Chief Constable Hugh Orde has said he never intended to cast doubt on the Bloody Sunday inquiry.
The inquiry is examining the events of Bloody Sunday
Mr Orde earlier said the Saville Inquiry was "a waste of money".
He said society needed to draw a line under its history in an interview with the Financial Times newspaper on Tuesday.
He said the Saville Tribunal was unlikely to satisfy the families or any of the other groups involved.
The chief constable was responding to Sinn Fein demands that the police ombudsman be given powers to investigate all allegations of past misdeeds by officers.
He obviously doesn't understand the relatives' feelings and how much it matters to them in determining the truth
Michael McKinney Victim's brother
The inquiry is examining the events of 30 January 1972 when 13 civilians were shot dead by British Army soldiers during a civil rights march in the city.
A 14th person died later.
Mr Orde was quoted in the paper as saying: "Apart from making lawyers millionaires, will it satisfy the families?

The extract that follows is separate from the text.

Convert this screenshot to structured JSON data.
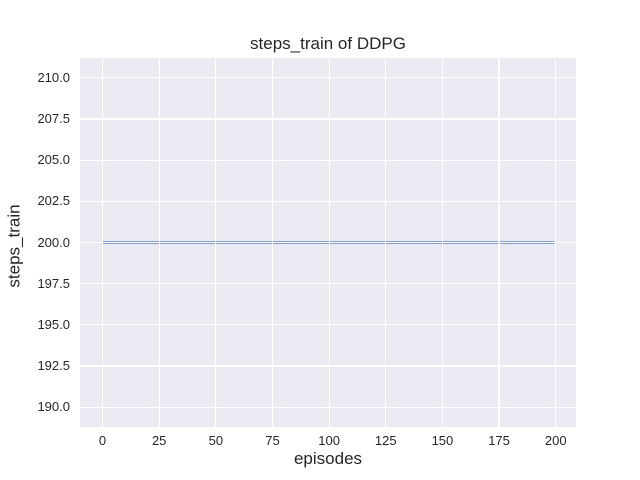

I don't think so."
He added the inquiry costs would pay for two police colleges.
However, in a statement released later on Tuesday, Mr Orde said it was important to find out the truth about what happened on Bloody Sunday and "it certainly was not my intention to cast doubts on the legitimacy of that inquiry".
"Society has a responsibility to find out what has happened in historical cases, but we must also meet the needs of the present.
"There are a growing number of calls for investigations into historical cases, and what I was saying is that perhaps now is the time to look again at how we go about establishing the truth and meeting the needs of victims and their families."
SDLP leader Mark Durkan said: "On this issue the chief constable has displayed insensitivity and ignornace that has not marked his contribution up until now.
"His comments are not just hurtful to many, but damaging to himself and should be withdrawn."
The tribunal, is due to resume in London next week, but it will be the middle of next year at the earliest before Lord Saville is due to complete his report.
Search for justice
Last year, Northern Ireland Office minister Des Browne said the total cost of the inquiry could be more than £126m.
Mickey McKinney, 51, whose brother William was one of those killed said: "Once this tribunal begins getting at the truth - and I think it is getting at some of it - the only battering ram the critics have is the costs.
"I'm astonished he should make those remarks.
"He obviously doesn't understand the relatives' feelings and how much it matters to them in determining the truth and our request for a declaration of innocence for all our people."
SDLP policing spokesman Alex Attwood questioned the chief constable's judgement.
"There is a real concern that the tribunal will not expose the truth and that families and others will not be satisfied," he said.
"The truth however must prevail.
"It is important for all leaders in the north, including the chief constable to more fully acknowledge this requirement.
"Failure to do so is hurtful to families and unhelpful to creating a just society."
Sinn Fein chairperson Mitchel McLaughlin described Mr Orde's comments as a "complete red herring".
"The fact is that inquiries need not cost anything and the British Government must face up to the actions of its agents," he said.
Lord Saville of Newdigate and the commonwealth judges accompanying him on the Bloody Sunday inquiry began their work nearly four years ago.
They are not expected to report back until 2004.
The Bloody Sunday inquiry was established in 1998 by Prime Minister Tony Blair after a campaign by families of those killed and injured.
They felt that the Widgery Inquiry, held shortly after the shootings, did not find out the truth about what happened on Bloody Sunday.